Elon Musk’s SpaceX plans to partner with Indian companies to locally manufacture satellite communications equipment, including antenna systems and user terminal devices, as it gears up to launch its high-speed Starlink satellite broadband services in the country next year.
“SpaceX is excited to find ways to work together with the Indian industry for manufacturing products for its Starlink devices,” Matt Botwin, director (market access with the Starlink program), said during a SpaceX’s first official interaction with Department of Telecommunications (DoT) secretary Anshu Prakash.
The company always looks for opportunities to maximise the efficiency of its (global) supply chain, and “is now looking forward to working with its partners in India to recognise those opportunities”, Botwin said.
This was also SpaceX’s first official comments on its India plans in the satellite communications space.
The DoT had called a meeting with global satellite companies to discuss a holistic roadmap for locally manufacturing satellite communications gear and ways to create an enabling regulatory regime for global low earth orbit (LEO) satellite constellation operators to establish in-country gateways in India.

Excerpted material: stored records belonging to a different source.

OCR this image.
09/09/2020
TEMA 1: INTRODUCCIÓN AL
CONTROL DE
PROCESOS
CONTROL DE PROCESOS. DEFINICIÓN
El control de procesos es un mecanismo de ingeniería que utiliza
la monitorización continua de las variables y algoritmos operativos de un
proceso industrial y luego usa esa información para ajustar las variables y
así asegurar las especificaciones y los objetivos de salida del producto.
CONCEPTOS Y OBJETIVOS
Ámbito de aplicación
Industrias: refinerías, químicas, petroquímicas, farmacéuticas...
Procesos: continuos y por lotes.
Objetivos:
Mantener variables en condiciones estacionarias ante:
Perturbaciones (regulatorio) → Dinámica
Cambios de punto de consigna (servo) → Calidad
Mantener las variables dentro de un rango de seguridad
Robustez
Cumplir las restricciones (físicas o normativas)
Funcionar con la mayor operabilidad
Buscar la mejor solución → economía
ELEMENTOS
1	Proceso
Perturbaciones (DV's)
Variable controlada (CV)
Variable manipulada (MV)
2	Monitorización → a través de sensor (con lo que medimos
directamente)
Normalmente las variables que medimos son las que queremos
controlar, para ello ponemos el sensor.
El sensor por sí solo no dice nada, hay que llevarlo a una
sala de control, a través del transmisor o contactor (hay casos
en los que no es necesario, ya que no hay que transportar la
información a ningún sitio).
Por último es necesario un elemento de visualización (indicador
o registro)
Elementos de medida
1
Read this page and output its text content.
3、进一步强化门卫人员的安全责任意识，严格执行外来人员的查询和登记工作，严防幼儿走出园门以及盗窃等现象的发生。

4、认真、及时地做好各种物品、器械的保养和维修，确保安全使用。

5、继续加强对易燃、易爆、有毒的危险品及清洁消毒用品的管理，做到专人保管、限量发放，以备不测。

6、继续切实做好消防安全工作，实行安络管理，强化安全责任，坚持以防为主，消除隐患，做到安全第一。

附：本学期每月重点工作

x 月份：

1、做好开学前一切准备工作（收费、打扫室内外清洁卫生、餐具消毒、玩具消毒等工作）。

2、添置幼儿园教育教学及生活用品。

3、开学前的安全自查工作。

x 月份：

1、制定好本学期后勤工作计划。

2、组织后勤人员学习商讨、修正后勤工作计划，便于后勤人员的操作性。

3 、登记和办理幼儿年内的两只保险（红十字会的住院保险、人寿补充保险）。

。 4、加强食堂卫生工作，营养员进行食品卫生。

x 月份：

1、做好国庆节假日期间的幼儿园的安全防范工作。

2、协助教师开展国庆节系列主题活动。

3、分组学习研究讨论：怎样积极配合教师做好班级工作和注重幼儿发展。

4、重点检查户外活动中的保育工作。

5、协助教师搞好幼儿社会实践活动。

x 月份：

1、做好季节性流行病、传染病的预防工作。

Those present at the meeting included officials from OneWeb, Viasat, Hughes, Airtel, Reliance Jio, Vodafone Idea, Department of Space, and the Telecom Regulatory Authority of India.
India’s satellite based communications space is heating up with the likes of SpaceX, Bharti Global-backed OneWeb and Jeff Bezos-led Amazon’s Project Kuiper looking to enter the country’s nascent satellite broadband space starting next year.
During the meeting, Botwin, one of Musk’s key lieutenants, said, “SpaceX has been working with the Indian industrial sector for a long time, buying steel and steel-tubing for many of its rockets.” It is now committed to manufacturing hardware and satellite components and components of (satellite broadband) networks in India.